One asked how I could have forgotten to compare the upset to Northwestern’s 17-15 shocker over Notre Dame in 1995. Another reader, realizing I had done that in a previous story, wondered how I could consider that an upset because NU finished the regular season 10-1, proving it was better. Hmmm …

Some people now are rethinking whether App State’s 34-32 victory qualifies as the greatest upset in college football history. Surely, it does not.

It’s difficult to compare to others because the game didn’t have a betting line. But a prominent oddsmaker told the Fayetteville (N.C.) Observer that the spread would have been about 24 points. USC was a 46-point favorite last Saturday against Idaho, a Division I-A team. (NU was a 28-point underdog to Notre Dame in ’95, by the way.)

App State just might finish seventh or eighth in the Big Ten if it had the chance. Did you see what Mountaineers receiver Dexter Jackson did after he caught the football? He was flying.
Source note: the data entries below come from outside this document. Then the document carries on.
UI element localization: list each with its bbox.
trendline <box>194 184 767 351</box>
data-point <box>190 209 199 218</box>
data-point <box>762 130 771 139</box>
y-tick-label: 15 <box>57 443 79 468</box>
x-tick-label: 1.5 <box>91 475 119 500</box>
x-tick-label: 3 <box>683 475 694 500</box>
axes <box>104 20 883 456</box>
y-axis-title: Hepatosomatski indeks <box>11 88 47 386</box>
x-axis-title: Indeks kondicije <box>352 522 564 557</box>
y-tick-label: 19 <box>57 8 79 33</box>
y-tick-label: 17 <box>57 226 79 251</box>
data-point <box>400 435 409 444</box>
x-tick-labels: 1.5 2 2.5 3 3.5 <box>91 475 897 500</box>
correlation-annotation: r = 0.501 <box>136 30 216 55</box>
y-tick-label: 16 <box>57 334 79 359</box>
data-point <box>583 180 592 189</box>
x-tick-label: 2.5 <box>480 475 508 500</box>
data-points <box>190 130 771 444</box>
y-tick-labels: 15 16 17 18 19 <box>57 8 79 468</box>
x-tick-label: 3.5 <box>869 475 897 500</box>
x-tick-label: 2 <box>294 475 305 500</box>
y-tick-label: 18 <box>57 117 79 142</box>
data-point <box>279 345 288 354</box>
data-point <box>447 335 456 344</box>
So last Saturday could have been a case of the nation’s 50th-best team beating the 20th best. Still a big upset, but maybe not a stunner.

Michigan faces another upset-ready opponent Saturday, Oregon. The Ducks’ 6-foot-4-inch, 205-pound quarterback, Dennis Dixon, ran for 141 yards on 15 carries last Saturday against Houston.

Wolverines observers will tell you Michigan, under coach Lloyd Carr, cannot contain mobile quarterbacks. Three examples: Donovan McNabb (38-28 loss to Syracuse in 1998), Vince Young (38-37 loss to Texas in the 2005 Rose Bowl), Troy Smith (three consecutive losses to Ohio State).

Michigan is 7-0 under Lloyd Carr when unranked. But I think its defense, which will have two new starters, has serious deficiencies. Enough so that I like Oregon to prevail. Call it 34-32.